The Association of Road Racing Statisticians is an independent, non-profit organization that collects, analyzes, and publishes statistics regarding road running races. The primary purpose of the ARRS is to maintain a valid list of world road records for standard race distances and to establish valid criteria for road record-keeping. The official publication of the ARRS is the Analytical Distance Runner. This newsletter contains recent race results and analysis and is distributed to subscribers via e-mail. The ARRS is the only organized group that maintains records on indoor marathons.

==History==
Ken Young (November 9, 1941 – February 3, 2018) of Petrolia, California was a retired professor of atmospheric physics and former American record-holder in the indoor marathon who currently holds two of the top 10 marks in the event. Ted Haydon, a former track coach for the University of Chicago Track Club and the United States in the 1968 Olympic Games, reportedly staged an indoor marathon for Young so that he could make an attempt at a world record in the indoor marathon.
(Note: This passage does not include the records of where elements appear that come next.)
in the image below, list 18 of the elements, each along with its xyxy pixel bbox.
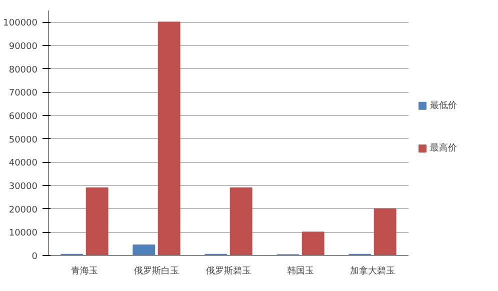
y-tick-label: 60000 xyxy=(8,112,38,122)
y-tick-label: 100000 xyxy=(3,18,38,29)
y-tick-label: 40000 xyxy=(8,158,38,169)
x-tick-label: 韩国玉 xyxy=(287,266,314,276)
legend-label: 最高价 xyxy=(430,142,457,154)
x-tick-label: 俄罗斯碧玉 xyxy=(206,266,251,276)
y-tick-label: 50000 xyxy=(8,135,38,146)
y-tick-label: 20000 xyxy=(8,205,38,216)
legend-label: 最低价 xyxy=(430,100,457,111)
y-tick-label: 90000 xyxy=(8,42,38,52)
x-tick-label: 俄罗斯白玉 xyxy=(134,266,179,276)
y-tick-label: 80000 xyxy=(8,65,38,76)
y-tick-label: 30000 xyxy=(8,182,38,192)
y-tick-label: 70000 xyxy=(8,88,38,99)
x-tick-label: 青海玉 xyxy=(71,266,98,276)
y-tick-label: 10000 xyxy=(8,228,38,239)
x-tick-label: 加拿大碧玉 xyxy=(350,266,395,276)
y-tick-label: 0 xyxy=(32,252,38,262)
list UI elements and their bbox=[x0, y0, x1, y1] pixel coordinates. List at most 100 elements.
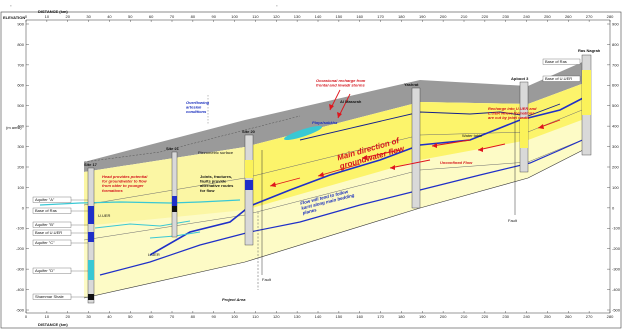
y-tick-left: -200 bbox=[16, 246, 25, 251]
y-tick-left: 500 bbox=[17, 103, 24, 108]
x-tick-bottom: 230 bbox=[502, 314, 509, 319]
x-tick-bottom: 220 bbox=[482, 314, 489, 319]
y-tick-right: -500 bbox=[612, 307, 621, 312]
x-tick-bottom: 140 bbox=[315, 314, 322, 319]
x-tick-bottom: 130 bbox=[294, 314, 301, 319]
discharge-annotation: Recharge into U.UER and L.UER where forma… bbox=[488, 106, 537, 120]
right-layer-labels: Base of Ras Base of U.UER bbox=[542, 58, 581, 82]
x-tick-top: 60 bbox=[149, 14, 154, 19]
y-tick-left: 600 bbox=[17, 83, 24, 88]
x-tick-bottom: 190 bbox=[419, 314, 426, 319]
y-tick-left: 900 bbox=[17, 21, 24, 26]
site17-label: Site 17 bbox=[84, 162, 98, 167]
red-arrowheads bbox=[270, 104, 544, 187]
x-tick-bottom: 100 bbox=[231, 314, 238, 319]
y-tick-left: -500 bbox=[16, 307, 25, 312]
x-tick-top: 80 bbox=[191, 14, 196, 19]
x-tick-top: 40 bbox=[107, 14, 112, 19]
flow-line-lower bbox=[99, 137, 588, 276]
x-tick-top: 90 bbox=[211, 14, 216, 19]
playa-label: Playa/sabkha bbox=[312, 120, 338, 125]
x-tick-bottom: 20 bbox=[65, 314, 70, 319]
elevation-label: ELEVATION bbox=[3, 15, 25, 20]
right-layer-label: Base of Ras bbox=[545, 59, 567, 64]
unsaturated-zone bbox=[84, 60, 587, 172]
x-tick-top: 190 bbox=[419, 14, 426, 19]
x-tick-top: 30 bbox=[86, 14, 91, 19]
y-tick-right: 500 bbox=[612, 103, 619, 108]
piezometric-line bbox=[83, 115, 301, 163]
x-tick-bottom: 180 bbox=[398, 314, 405, 319]
y-tick-right: 300 bbox=[612, 144, 619, 149]
x-tick-bottom: 200 bbox=[440, 314, 447, 319]
left-layer-label: Aquifer "C" bbox=[35, 240, 55, 245]
recharge-annotation: Occasional recharge from frontal and inwa… bbox=[316, 78, 366, 88]
x-tick-bottom: 70 bbox=[170, 314, 175, 319]
x-tick-top: 110 bbox=[252, 14, 259, 19]
site20-label: Site 20 bbox=[242, 129, 256, 134]
x-tick-top: 0 bbox=[25, 14, 28, 19]
left-layer-label: Base of U.UER bbox=[35, 230, 62, 235]
y-tick-left: 100 bbox=[17, 185, 24, 190]
y-tick-right: 0 bbox=[612, 205, 615, 210]
y-tick-left: -400 bbox=[16, 287, 25, 292]
x-tick-top: 260 bbox=[565, 14, 572, 19]
x-tick-bottom: 80 bbox=[191, 314, 196, 319]
x-tick-bottom: 90 bbox=[211, 314, 216, 319]
x-tick-bottom: 50 bbox=[128, 314, 133, 319]
x-tick-bottom: 250 bbox=[544, 314, 551, 319]
left-layer-label: Aquifer "B" bbox=[35, 222, 55, 227]
joints-annotation: Joints, fractures, faults provide alternat… bbox=[200, 174, 234, 193]
x-tick-top: 10 bbox=[45, 14, 50, 19]
site21-label: Site 21 bbox=[166, 146, 180, 151]
units-label: (m amsl) bbox=[6, 125, 22, 130]
well-rasnagrah bbox=[581, 54, 592, 156]
x-tick-top: 140 bbox=[315, 14, 322, 19]
aquifer-a-streak bbox=[39, 199, 241, 206]
distance-label-bottom: DISTANCE (km) bbox=[38, 322, 68, 327]
x-tick-bottom: 270 bbox=[586, 314, 593, 319]
x-tick-bottom: 10 bbox=[45, 314, 50, 319]
head-annotation: Head provides potential for groundwater t… bbox=[102, 174, 148, 193]
top-mark-mid: " bbox=[276, 4, 278, 9]
well-site17 bbox=[87, 167, 95, 304]
yashrat-label: Yashrat bbox=[404, 82, 419, 87]
x-tick-top: 200 bbox=[440, 14, 447, 19]
x-tick-top: 130 bbox=[294, 14, 301, 19]
x-tick-bottom: 60 bbox=[149, 314, 154, 319]
well-site20 bbox=[244, 134, 254, 246]
unconfined-annotation: Unconfined Flow bbox=[440, 160, 473, 165]
y-tick-right: 400 bbox=[612, 124, 619, 129]
x-tick-top: 220 bbox=[482, 14, 489, 19]
x-tick-bottom: 40 bbox=[107, 314, 112, 319]
left-layer-label: Shammar Shale bbox=[35, 294, 64, 299]
well-yashrat bbox=[411, 87, 421, 209]
rasnagrah-label: Ras Nagrah bbox=[578, 48, 601, 53]
x-tick-bottom: 260 bbox=[565, 314, 572, 319]
y-tick-right: -400 bbox=[612, 287, 621, 292]
project-area-label: Project Area bbox=[222, 297, 246, 302]
al-massrah-label: Al Massrah bbox=[340, 99, 362, 104]
y-tick-right: 200 bbox=[612, 164, 619, 169]
x-tick-bottom: 0 bbox=[25, 314, 28, 319]
y-tick-right: -200 bbox=[612, 246, 621, 251]
y-tick-right: 700 bbox=[612, 62, 619, 67]
x-tick-top: 150 bbox=[336, 14, 343, 19]
x-tick-bottom: 30 bbox=[86, 314, 91, 319]
x-tick-top: 70 bbox=[170, 14, 175, 19]
left-layer-label: Aquifer "A" bbox=[35, 197, 55, 202]
y-tick-left: 300 bbox=[17, 144, 24, 149]
y-tick-left: 400 bbox=[17, 124, 24, 129]
x-tick-top: 160 bbox=[356, 14, 363, 19]
x-tick-top: 170 bbox=[377, 14, 384, 19]
overflowing-annotation: Overflowing artesian conditions bbox=[186, 100, 210, 114]
x-tick-bottom: 110 bbox=[252, 314, 259, 319]
y-tick-left: 700 bbox=[17, 62, 24, 67]
l-uer-label: L.UER bbox=[148, 252, 160, 257]
y-ticks: 900 800 700 600 500 400 300 200 100 0 -100 -200 -300… bbox=[16, 21, 621, 312]
water-table-label: Water table bbox=[462, 133, 483, 138]
x-tick-top: 100 bbox=[231, 14, 238, 19]
x-tick-top: 230 bbox=[502, 14, 509, 19]
distance-label-top: DISTANCE (km) bbox=[38, 9, 68, 14]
Young also earned a PhD in geophysical sciences with a minor in statistics, and taught at the University of Arizona. Young was the founder and director of the National Running Data Center (NRDC), self-described as "an independent, non-profit organization devoted to the collection, analysis, publication and dissemination of long-distance running information." This group pioneered and developed road racing records in the United States.

After the United States Congress passed the Amateur Sports Act of 1978, The Athletics Congress (TAC), now known as USA Track & Field, replaced the Amateur Athletic Union as the national governing body for the sport of athletics. Although the records maintained by Young and the NRDC were initially "unofficial", The Athletics Congress recognized them as its official records at their annual meeting in late 1979.

In 1986, the official record-keeping for TAC was assumed by TACStats, later known as the Road Information Center.